Monday’s decision by the conservative majority shuts down that additional time/window. Meaning: Wisconsin voters will have to postmark their ballots by Tuesday in order for them to count.
Ginsburg noted a few problems with the conservative majority’s solution:
The Court’s order requires absentee voters to postmark their ballots by election day, April 7—i.e., tomorrow—even if they did not receive their ballots by that date. That is a novel requirement. Recall that absentee ballots were originally due back to election officials on April 7, which the District Court extended to April 13. Neither of those deadlines carried a postmark-by requirement.
[T]he Court’s order, I fear, will result in massive disenfranchisement. A voter cannot deliver for postmarking a ballot she has not received. Yet tens of thousands of voters who timely requested ballots are unlikely to receive them by April 7, the Court’s postmark deadline. Rising concern about the COVID–19 pandemic has caused a late surge in absentee-ballot requests. The [majority’s] suggestion that the current situation is not “substantially different” from “an ordinary election” boggles the mind.
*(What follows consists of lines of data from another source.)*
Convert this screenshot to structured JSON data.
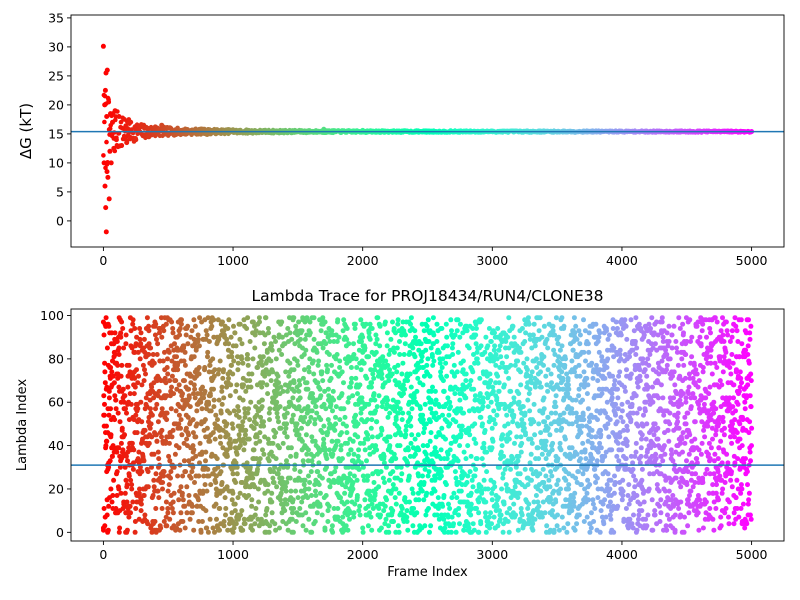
{
  "chart_data": [
    {
      "type": "scatter",
      "title": "",
      "xlabel": "",
      "ylabel": "ΔG (kT)",
      "xlim": [
        -250,
        5250
      ],
      "ylim": [
        -4.5,
        35.5
      ],
      "xticks": [
        0,
        1000,
        2000,
        3000,
        4000,
        5000
      ],
      "yticks": [
        0,
        5,
        10,
        15,
        20,
        25,
        30,
        35
      ],
      "reference_line": 15.4,
      "colormap": "rainbow (red at frame 0 to violet at frame 5000)",
      "series": [
        {
          "description": "running free energy estimate per frame",
          "x": [
            0,
            5,
            10,
            12,
            15,
            18,
            20,
            22,
            25,
            28,
            30,
            35,
            40,
            45,
            50,
            55,
            60,
            70,
            80,
            90,
            100,
            120,
            140,
            160,
            180,
            200,
            250,
            300,
            350,
            400,
            450,
            500,
            600,
            700,
            800,
            1000,
            1200,
            1500,
            1700,
            2000,
            2500,
            3000,
            3500,
            4000,
            4500,
            5000
          ],
          "y": [
            30.1,
            10.0,
            20.0,
            6.0,
            22.5,
            2.3,
            25.5,
            -1.9,
            18.0,
            8.5,
            26.0,
            7.5,
            20.5,
            3.8,
            12.0,
            18.5,
            10.0,
            17.0,
            12.5,
            19.0,
            14.0,
            18.0,
            13.0,
            17.5,
            13.5,
            16.8,
            14.0,
            16.5,
            14.5,
            16.2,
            16.5,
            15.0,
            15.6,
            15.3,
            14.9,
            15.7,
            15.2,
            15.4,
            15.8,
            15.6,
            15.5,
            15.4,
            15.4,
            15.4,
            15.4,
            15.4
          ]
        }
      ]
    },
    {
      "type": "scatter",
      "title": "Lambda Trace for PROJ18434/RUN4/CLONE38",
      "xlabel": "Frame Index",
      "ylabel": "Lambda Index",
      "xlim": [
        -250,
        5250
      ],
      "ylim": [
        -4,
        103
      ],
      "xticks": [
        0,
        1000,
        2000,
        3000,
        4000,
        5000
      ],
      "yticks": [
        0,
        20,
        40,
        60,
        80,
        100
      ],
      "reference_line": 31,
      "colormap": "rainbow (red at frame 0 to violet at frame 5000)",
      "series": [
        {
          "description": "lambda index per frame, sampled roughly uniformly over 0-99",
          "x_range": [
            0,
            5000
          ],
          "y_range": [
            0,
            99
          ],
          "x": [
            0,
            40,
            120,
            260,
            400,
            600,
            800,
            1000,
            1250,
            1500,
            1750,
            2000,
            2250,
            2500,
            2750,
            3000,
            3250,
            3500,
            3750,
            4000,
            4250,
            4500,
            4750,
            5000
          ],
          "y": [
            97,
            12,
            85,
            33,
            64,
            5,
            91,
            48,
            22,
            77,
            58,
            2,
            70,
            40,
            61,
            15,
            88,
            30,
            53,
            96,
            8,
            44,
            67,
            48
          ]
        }
      ]
    }
  ]
}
Some 150,000 requests for absentee ballots have been processed since Thursday, state records indicate. The surge in absentee-ballot requests has overwhelmed election officials, who face a huge backlog in sending ballots.
Stylized as Republican National Committee v. Democratic National Committee, the case actually unfolded after the Republican Party intervened to stay the original district court ruling–which was upheld on appeal–despite not being an original party to the legal challenge.
The majority notes that the district court’s ruling, which extended the postmark-by date from April 7 to April 13, gave voters “an additional six days after the scheduled election day” to cast their ballots and therefore “fundamentally alters the nature of the election.”
But, despite that sweeping rhetoric, the decision mainly hinges upon what the conservatives term “a narrow, technical question about the absentee ballot process.”
“Our point is not that the argument is necessarily forfeited, but is that the plaintiffs themselves did not see the need to ask for such relief,” the opinion notes. “By changing the election rules so close to the election date and by affording relief that the plaintiffs themselves did not ask for in their preliminary injunction motions, the District Court contravened this Court’s precedents and erred by ordering such relief.”
Ginsburg’s response to the majority’s overarching analysis:
The majority of this Court declares that this case presents a “narrow, technical question.” That is wrong. The question here is whether tens of thousands of Wisconsin citizens can vote safely in the midst of a pandemic. Under the District Court’s order, they would be able to do so. Even if they receive their absentee ballot in the days immediately following election day, they could return it. With the majority’s stay in place, that will not be possible. Either they will have to brave the polls, endangering their own and others’ safety. Or they will lose their right to vote, through no fault of their own. That is a matter of utmost importance—to the constitutional rights of Wisconsin’s citizens, the integrity of the State’s election process, and in this most extraordinary time, the health of the Nation.
The dissent also noted that election officials have spent days working to accommodate the extra time granted to voters in order to amend the vote-by-mail backlog and that while not initially requesting an extension of the postmark-by date, the original plaintiffs eventually did move to sustain such relief.
The majority opinion itself is unsigned–and stylized as a per curiam or unanimous decision–but the original application for the stay was handed to Justice Brett Kavanaugh. The liberal dissenters, however, did sign their names.